В. Шпиль называет реакциями переживаний "психические реакции, которые вступают в момент, когда личность в ее развитии конфронтирует с ирритирующими обстоятель­ствами. Это в свою очередь происходит, когда к психи­ческим структурам предъявляются чрезмерные требования, т.е. когда личность не обладает достаточными силами, чтобы преодолеть влияние обстоятельств или эти обстоятельства отмечены экстремально отступающими от нормы условия­ми" (1967, 3). Реакции переживаний могут манифестиро­ваться различными проявлениями в поведении, искажением восприятия, состоянием страха, нарушением сна, соматичес­кими симптомами и другими явлениями. При всей внешней схожести с невротическими симптомами они отличаются друг от друга тем, что, во-первых, послужившее причиной и внушившее страх событие было пережито сознательно и остается в сознании и, во-вторых, пострадавший индивидуум нуждается во времени и поддержке внешними обстоятельствами, чтобы вновь вернуть себе душевное равно­весие.

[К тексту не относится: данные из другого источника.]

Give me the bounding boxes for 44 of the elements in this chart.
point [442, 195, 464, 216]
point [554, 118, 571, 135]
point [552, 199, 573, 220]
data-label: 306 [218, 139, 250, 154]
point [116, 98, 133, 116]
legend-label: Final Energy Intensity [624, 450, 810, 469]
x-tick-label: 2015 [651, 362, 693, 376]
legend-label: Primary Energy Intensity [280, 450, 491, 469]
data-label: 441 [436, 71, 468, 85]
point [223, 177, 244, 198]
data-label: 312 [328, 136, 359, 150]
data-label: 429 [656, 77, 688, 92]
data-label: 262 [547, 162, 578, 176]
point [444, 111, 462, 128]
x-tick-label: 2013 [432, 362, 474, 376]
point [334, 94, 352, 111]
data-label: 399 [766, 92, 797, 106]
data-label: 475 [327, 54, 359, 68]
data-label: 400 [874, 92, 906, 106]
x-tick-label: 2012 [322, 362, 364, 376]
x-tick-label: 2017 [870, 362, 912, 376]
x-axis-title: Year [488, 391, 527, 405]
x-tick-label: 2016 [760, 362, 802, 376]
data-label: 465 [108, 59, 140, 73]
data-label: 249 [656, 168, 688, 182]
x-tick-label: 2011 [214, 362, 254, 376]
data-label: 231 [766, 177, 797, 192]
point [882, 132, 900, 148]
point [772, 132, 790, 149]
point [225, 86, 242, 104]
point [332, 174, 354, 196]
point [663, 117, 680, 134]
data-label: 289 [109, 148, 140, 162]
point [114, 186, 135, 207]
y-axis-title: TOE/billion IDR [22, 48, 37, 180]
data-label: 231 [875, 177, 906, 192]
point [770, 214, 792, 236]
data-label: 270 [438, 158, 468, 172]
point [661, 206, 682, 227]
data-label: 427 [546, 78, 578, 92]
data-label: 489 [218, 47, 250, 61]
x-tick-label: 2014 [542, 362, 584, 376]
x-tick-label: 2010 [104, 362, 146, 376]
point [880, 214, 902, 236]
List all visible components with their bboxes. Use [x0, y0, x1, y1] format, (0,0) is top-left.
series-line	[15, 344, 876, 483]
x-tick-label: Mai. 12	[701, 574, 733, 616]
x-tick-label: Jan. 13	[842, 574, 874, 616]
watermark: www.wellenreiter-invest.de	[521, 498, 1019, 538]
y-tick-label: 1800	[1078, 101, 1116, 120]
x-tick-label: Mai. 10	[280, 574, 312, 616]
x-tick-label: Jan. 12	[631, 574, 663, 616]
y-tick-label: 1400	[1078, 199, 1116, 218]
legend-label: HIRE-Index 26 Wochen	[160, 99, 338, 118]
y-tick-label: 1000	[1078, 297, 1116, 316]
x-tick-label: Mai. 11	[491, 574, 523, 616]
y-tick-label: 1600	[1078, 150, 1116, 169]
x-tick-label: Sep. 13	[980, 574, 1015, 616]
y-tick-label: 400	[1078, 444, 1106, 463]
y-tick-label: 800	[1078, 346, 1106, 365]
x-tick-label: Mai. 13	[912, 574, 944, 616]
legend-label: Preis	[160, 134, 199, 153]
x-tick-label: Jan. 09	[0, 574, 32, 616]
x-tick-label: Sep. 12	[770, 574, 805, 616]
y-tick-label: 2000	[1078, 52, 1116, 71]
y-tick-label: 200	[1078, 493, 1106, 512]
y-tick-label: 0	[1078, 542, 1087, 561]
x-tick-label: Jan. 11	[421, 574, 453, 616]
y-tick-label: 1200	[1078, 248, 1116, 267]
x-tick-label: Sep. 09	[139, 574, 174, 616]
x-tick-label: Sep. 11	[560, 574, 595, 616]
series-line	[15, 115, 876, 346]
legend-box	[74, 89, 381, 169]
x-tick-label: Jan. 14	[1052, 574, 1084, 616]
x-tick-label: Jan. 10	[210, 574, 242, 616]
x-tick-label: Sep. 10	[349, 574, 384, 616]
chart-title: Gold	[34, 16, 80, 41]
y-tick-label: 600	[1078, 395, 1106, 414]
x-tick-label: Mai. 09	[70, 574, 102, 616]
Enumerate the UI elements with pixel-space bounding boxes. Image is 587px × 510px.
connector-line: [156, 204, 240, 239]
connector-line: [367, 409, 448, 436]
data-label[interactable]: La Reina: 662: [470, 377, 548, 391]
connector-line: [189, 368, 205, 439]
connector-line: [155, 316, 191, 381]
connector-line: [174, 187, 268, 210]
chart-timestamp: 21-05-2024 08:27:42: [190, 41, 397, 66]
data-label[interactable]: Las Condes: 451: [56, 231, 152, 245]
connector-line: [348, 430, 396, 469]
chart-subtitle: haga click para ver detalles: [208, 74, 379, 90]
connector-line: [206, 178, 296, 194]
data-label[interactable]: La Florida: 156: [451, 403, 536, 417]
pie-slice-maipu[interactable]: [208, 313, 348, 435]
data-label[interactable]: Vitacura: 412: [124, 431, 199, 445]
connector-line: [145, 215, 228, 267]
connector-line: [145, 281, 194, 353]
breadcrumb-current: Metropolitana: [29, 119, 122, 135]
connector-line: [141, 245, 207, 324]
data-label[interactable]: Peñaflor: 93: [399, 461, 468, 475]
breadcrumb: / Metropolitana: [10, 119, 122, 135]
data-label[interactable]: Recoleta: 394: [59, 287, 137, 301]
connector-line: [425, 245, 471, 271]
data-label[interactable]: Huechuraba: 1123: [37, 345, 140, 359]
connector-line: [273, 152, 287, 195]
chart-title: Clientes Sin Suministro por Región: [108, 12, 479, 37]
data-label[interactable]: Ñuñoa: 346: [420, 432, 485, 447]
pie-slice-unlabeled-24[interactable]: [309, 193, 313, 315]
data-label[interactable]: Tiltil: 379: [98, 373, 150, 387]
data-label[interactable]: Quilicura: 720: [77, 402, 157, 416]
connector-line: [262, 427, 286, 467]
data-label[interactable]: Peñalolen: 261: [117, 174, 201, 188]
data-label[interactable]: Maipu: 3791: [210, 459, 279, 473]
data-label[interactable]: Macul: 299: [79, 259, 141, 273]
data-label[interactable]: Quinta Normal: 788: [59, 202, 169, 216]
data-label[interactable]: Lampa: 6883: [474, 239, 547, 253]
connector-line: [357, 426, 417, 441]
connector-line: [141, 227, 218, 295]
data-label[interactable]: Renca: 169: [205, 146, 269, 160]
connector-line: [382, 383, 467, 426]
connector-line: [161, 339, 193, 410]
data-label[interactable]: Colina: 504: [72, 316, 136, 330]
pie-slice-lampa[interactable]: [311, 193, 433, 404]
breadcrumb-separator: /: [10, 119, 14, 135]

Время и необходимые условия дают возможность сознательно переработать событие без необходимости прибегать к "раскрывающей", т.е. делающей сознательными отраженные психические конфликты, психотерапии (7.4).

Такое определение реакций переживаний в качестве пред­положительно преходящего патологического явления совер­шенно точно совпадает с той ирритацией, которую мы ви­дели в качестве ("нормальных") душевных реакций на пере­живания развода (ср. гл. 1.2, 1.3, 2.1 и 2.2). Событие, которое вызывает у детей чувства гнева, вины и страха, воспри­нимается сознательно. Аффектации могут выражаться в многочисленных осложнениях поведения, соматических реакциях, но могут оставаться и незамеченными. Тем не менее, какими бы сильными ни были душевные реакции, душевная "структура" в этот момент, если и перегружена, однако не изменена. И ребенок принципиально в состоянии самостоятельно восстановить свое равновесие, не прибегая к той или иной реакции на развод (ср. гл. 2.2), а лишь при помощи внешних обстоятельств, т.е. благодаря тому, что мы назвали "первой помощью".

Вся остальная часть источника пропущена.